Tivemos a oportunidade, com “Boca de Miséria”, de agregar e entrecruzar mais profissionais, alunos e artistas. Assim entraram na equipe de criação Daniel Castanheira com sua turma do Projeto Som, o professor de voz Celio Rentroya e o artista Lucas Wenglinski, que criou a música inicial com trechos do texto “Kadosh” especialmente para nossa montagem. Eu era louca pra este texto entrar no roteiro, mas nenhum ator se interessou, por mais que eu os estimulasse. Resolvi mandar o trecho para o Lucas musicar porque intui que ele amaria encarar este desafio. Não deu outra, graças! Ele compôs uma música lindíssima, forte, boa de cantar (embora difícil, deu muito trabalho, rs) numa mistura dionisíaca carnavalesca ZéCelsoHilstiana. Os alunos adoraram, olharam para aquele texto de maneira diferente, experimentando com a música o humor, o escracho e a criticidade de Hilda. (O trecho da música: “… taí, é isso. Pertencer, caber, é tudo que pertence, tudo que cabe, tu Dorotéia não pertences, então, e eu pertenço e cabo, olha que cabo muito bem em quem me pertence, ora, pertencer caber, viste os tomates, pois não caberam? e cabe-se onde se quiser ora se se cabe, digo-te eu que não há coisa onde não se caba, lembras-te do Bertoldo? pois então menina, não cabeu ele no caixão? e de minuto em minuto inchava, verdade que tudo cresceu de um jeito que nunca vi, mas no fim da tarde não cabeu? Então, e tem mais: cabendo não há problema, o filho que cabe na barriga, o ovo que cabe na galinha…”). Eu também aprendi muito com esta cena musicada-debochada-carnavalesca que inaugura nossa montagem. Aprendi que os alunos podiam desafinar, todos os parceiros me convenceram disto (Daniel, Lucas, Célio), mesmo que eu tentasse de todas as maneiras que eles tivessem ouvido, que eles se ouvissem, que eles se afinassem…

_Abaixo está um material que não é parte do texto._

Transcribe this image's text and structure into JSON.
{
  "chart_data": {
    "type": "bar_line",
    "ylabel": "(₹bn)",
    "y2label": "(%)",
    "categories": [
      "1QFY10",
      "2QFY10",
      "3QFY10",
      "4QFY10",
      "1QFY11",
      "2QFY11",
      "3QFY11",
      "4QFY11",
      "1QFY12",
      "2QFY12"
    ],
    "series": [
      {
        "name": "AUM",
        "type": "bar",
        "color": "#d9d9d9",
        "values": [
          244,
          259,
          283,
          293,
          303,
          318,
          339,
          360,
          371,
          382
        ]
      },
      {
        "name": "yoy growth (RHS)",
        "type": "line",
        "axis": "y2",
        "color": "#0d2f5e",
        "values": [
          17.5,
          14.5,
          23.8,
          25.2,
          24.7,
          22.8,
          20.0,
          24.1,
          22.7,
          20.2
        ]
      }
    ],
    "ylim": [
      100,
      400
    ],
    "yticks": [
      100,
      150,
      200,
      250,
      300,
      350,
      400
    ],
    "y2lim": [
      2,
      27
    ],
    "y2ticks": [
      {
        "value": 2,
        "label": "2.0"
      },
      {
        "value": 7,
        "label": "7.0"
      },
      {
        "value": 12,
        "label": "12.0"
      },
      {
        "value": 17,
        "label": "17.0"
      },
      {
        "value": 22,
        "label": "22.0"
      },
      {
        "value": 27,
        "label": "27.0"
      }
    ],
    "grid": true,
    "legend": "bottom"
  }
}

Na rua da vila pulsa o dionisíaco de Hilda. O final da montagem é perpassado por sua veia política, sarcástica, crítica. E as casinhas caem como uma luva para encenar Hilda, porque tensionam o linguajar árido e contundente da escritora com o estar muito próximo do público. Os espaços-casinha são pista falsa pelo fato aparente de poder agregar as pessoas no ambiente. Mas eles produzem um espaço desconcertante, pois níveis de tensão vão sendo produzidos. Campos semânticos, críticos, poéticos, políticos, vão se abrindo e atritando escárnio, espiritualidade, obscenidade, perplexidade, poesia, dor, vazio. A proximidade provocando estranheza, desconforto. Então, muito mais que agregar, aconchegar, as casinhas produzem atrito. Um lugar novo é produzido ali, pelos atores e espectadores inseridos no ato presente da experiência cênica, ou melhor, lugares – concretos e imaginários – como o do pasmo, o do riso, o do desconforto, o do estranhamento, o da criticidade, o da suspensão, o da solidão.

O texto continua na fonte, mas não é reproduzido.